Melalui jam demi jam, mereka hanya berhenti untuk makan dan setelah itu mulai berjalan dan terus berjalan. Sudah berhari-hari mereka menyusuri Sungai Marna, perbukitan di depannya seperti gundukan tanah gembur berwarna hijau yang tidak pernah mendekat. seolah perbukitan itu memberinya jarak tanpa batas.
Sesekali Damar mengintip ke belakangnya, pegunungan helmaer masih terbentang dengan puncaknya yang bergerigi. Tajuk-tajuk hutan Vardelle yang hijau samar-samar mengingatkannya kampung halaman yang aman dan tentram, tepat sebelum morgul menyerang desanya. Damar akhirnya mengumpat dan menengok lagi ke dunia didepannya, langit masih berwarna biru pucat dengan gumpalan kapas yang tipis.

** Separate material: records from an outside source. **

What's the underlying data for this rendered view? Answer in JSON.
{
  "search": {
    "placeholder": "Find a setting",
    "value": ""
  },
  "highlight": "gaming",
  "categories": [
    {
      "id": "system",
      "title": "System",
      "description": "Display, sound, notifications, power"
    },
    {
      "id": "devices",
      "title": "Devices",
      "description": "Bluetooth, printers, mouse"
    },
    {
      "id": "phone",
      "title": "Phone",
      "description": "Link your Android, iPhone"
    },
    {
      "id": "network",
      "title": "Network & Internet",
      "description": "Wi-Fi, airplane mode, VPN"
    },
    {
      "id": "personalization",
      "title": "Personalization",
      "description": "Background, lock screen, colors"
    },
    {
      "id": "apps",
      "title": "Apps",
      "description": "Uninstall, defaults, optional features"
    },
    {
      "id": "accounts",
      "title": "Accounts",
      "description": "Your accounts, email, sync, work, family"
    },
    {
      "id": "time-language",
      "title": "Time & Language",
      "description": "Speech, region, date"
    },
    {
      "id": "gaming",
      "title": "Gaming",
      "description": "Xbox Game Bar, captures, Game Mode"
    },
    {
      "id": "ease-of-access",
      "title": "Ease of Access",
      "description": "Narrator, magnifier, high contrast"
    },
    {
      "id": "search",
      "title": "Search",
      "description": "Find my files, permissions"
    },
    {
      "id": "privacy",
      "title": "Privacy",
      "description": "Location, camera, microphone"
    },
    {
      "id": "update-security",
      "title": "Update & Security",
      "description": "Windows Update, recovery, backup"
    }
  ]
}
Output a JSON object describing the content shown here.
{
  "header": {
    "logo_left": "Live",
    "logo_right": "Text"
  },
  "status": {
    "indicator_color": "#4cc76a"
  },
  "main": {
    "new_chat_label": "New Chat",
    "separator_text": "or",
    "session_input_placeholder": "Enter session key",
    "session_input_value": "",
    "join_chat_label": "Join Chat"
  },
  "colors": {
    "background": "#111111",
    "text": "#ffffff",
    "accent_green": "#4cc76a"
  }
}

Alazar bilang di balik bukit itu ada Desa Acton, disana mereka akan membeli kuda. Tentu perjalanan dengan menggunakan kuda akan memberinya kesempatan yang lebih mudah. Mereka akan dengan mudah menghindari wildster yang mengejar ataupun morgul yang sebagian besar hanya berjalan kaki.
Rasa antusias mulai merasuki dirinya, seperti apakah desa itu? Apa setenang SideVardelle? Pekerjaan mereka apa?
Sejak dirinya dibesarkan di SideVardelle oleh Garry adik dari Garreth, dia belum pernah berpergian jauh selain Desa Norbury, desa tetangga SideVardelle. Sisanya ia hanya mendengar itu dari pedagang-pedagang nomaden, tentang keindahan Kerajaan Gallard yang berlapis emas, atau Kerajaan Moriandor yang artistik dan berbatu granit yang kokoh. Perjalanan ini menghibur hatinya, tapi di sisi lain juga menyayat bagian hatinya yang lain. Perjalanan ini bukan sekedar senang-senang, mereka membawa mahluk gagah dan anggun. Seekor naga yang kini sejinak kucing, tapi seberbahaya harimau.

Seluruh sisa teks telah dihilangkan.